Почти.
Этого «почти» хватает, чтобы я слегка подалась вперед, и пламя скользнуло вдоль стен.
Вдоль стен, по нам, по душевой, или мне это просто кажется, потому что я по-прежнему смотрю в эти сумасшедшие глаза, и мир вокруг окрашен в зеленый. Дымчатые ленты вьются над нами в воздухе, полосуя заполнивший ванную комнату пар, а я кусаю губы от дикого, звериного, почти болезненного наслаждения. Нашего общего, которое я читаю в раскрытых во всю радужку зрачках.
Что-то шипит, раздается какой-то скрежет, но мне уже не до него.
Пламя течет по коже, впитываясь в меня, как вода в губку, и от этого срывается дыхание.

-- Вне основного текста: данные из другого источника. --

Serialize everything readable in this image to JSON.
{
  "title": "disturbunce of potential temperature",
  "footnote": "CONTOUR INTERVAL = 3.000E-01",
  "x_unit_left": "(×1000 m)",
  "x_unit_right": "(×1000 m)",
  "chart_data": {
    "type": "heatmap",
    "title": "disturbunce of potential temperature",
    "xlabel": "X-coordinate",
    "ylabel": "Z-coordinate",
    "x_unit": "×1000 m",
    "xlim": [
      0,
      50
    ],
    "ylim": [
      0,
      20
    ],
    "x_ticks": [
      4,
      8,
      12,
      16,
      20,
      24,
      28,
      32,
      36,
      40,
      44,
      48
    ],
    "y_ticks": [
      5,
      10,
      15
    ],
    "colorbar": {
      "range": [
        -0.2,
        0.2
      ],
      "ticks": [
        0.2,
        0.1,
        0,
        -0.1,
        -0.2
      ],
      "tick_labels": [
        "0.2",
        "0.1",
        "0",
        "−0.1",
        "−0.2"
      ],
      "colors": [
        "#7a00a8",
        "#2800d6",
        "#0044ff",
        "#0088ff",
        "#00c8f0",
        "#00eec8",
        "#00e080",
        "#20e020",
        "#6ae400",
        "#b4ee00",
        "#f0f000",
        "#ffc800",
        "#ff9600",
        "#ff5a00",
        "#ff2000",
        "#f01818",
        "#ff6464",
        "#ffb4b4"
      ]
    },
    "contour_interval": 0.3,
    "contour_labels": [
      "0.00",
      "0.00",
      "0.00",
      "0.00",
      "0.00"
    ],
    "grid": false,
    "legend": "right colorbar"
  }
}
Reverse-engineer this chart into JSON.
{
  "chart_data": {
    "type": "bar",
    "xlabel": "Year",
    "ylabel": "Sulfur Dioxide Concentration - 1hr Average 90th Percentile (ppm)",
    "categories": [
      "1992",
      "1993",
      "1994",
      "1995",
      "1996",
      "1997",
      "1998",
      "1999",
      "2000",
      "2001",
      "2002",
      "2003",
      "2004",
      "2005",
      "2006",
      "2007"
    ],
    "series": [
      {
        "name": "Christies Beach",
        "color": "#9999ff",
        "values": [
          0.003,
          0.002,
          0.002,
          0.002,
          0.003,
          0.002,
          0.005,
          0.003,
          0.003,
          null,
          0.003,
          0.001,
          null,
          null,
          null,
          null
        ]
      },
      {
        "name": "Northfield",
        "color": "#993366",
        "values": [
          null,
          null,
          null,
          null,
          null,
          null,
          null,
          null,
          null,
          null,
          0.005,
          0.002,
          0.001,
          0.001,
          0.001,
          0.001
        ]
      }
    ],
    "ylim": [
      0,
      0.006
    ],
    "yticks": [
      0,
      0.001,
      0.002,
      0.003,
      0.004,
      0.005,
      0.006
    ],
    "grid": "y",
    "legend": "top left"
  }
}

Хочется кричать, и я кричу, впиваясь ногтями в плечи Гроу, сжимая пальцы на влажных темных прядях. Кричу на каждом движении врывающегося в меня пламени.
На каждом движении.
Впиваюсь в губы напротив моих с такой яростью, словно от этого зависит моя жизнь.
Короткая вспышка боли. Скольжение языка по губам. Обрыв.
Стена за моей спиной каким-то чудом остается холодной, но обжигает ничуть не меньше ладоней под ягодицами.
Ничуть не меньше пальцев, жалящих кожу жестким прикосновением.
Сумасшедший контраст льда и пламени, от которого перед глазами все плывет, а напряженные плечи под моими ногтями становятся просто каменными.
Сумасшедший ритм, в котором я давно уже потерялась, перестала быть, стала чем-то… или кем-то новым рядом с ним.
И он, кажется, тоже, потому что обжигающее щеку дыхание течет по скуле, протягивает за собой по коже его шепот:
— Тан-н-ниии. Моя несносная Тан-н-ниии…
В срывающемся ритме это ударяет ничуть не слабее пламени, и удовольствие, собирающееся тугим жаром внизу живота, идет по нарастающей. Волной изумрудного цвета, высотой, которая накроет меня с головой и утащит на дно, откуда одной не выбраться.
Но я ведь больше не одна, правда?
Поэтому не отказываю себе в удовольствии прошептать:
— С днем рождения, Джерман.
Глядя ему в глаза.
Сильнее сводя ноги на его бедрах и сжимаясь… тоже сильнее, отпуская себя в полыхнувший взгляд, как в эпицентр шторма.
Волной меня все-таки накрыло, ударило сильно и резко.
Огненной пульсацией, рычанием в губы, моей дрожью и его дрожью — в ответ.
Дрожью, бьющей в меня вместе с освободившимся пламенем, накатывающей наслаждением снова и снова, до одури, до мельтешащих перед глазами искр и странного, рассыпающегося металлом и стеклом звона в ушах.
Кажется, я снова кричала, и кажется, на этот раз его имя.
Впиваясь ногтями в его плечи и подаваясь навстречу снова и снова. Горящие от поцелуев губы обожгло, а пламя, лизнув потолок, обрушилось на нас всей своей мощью.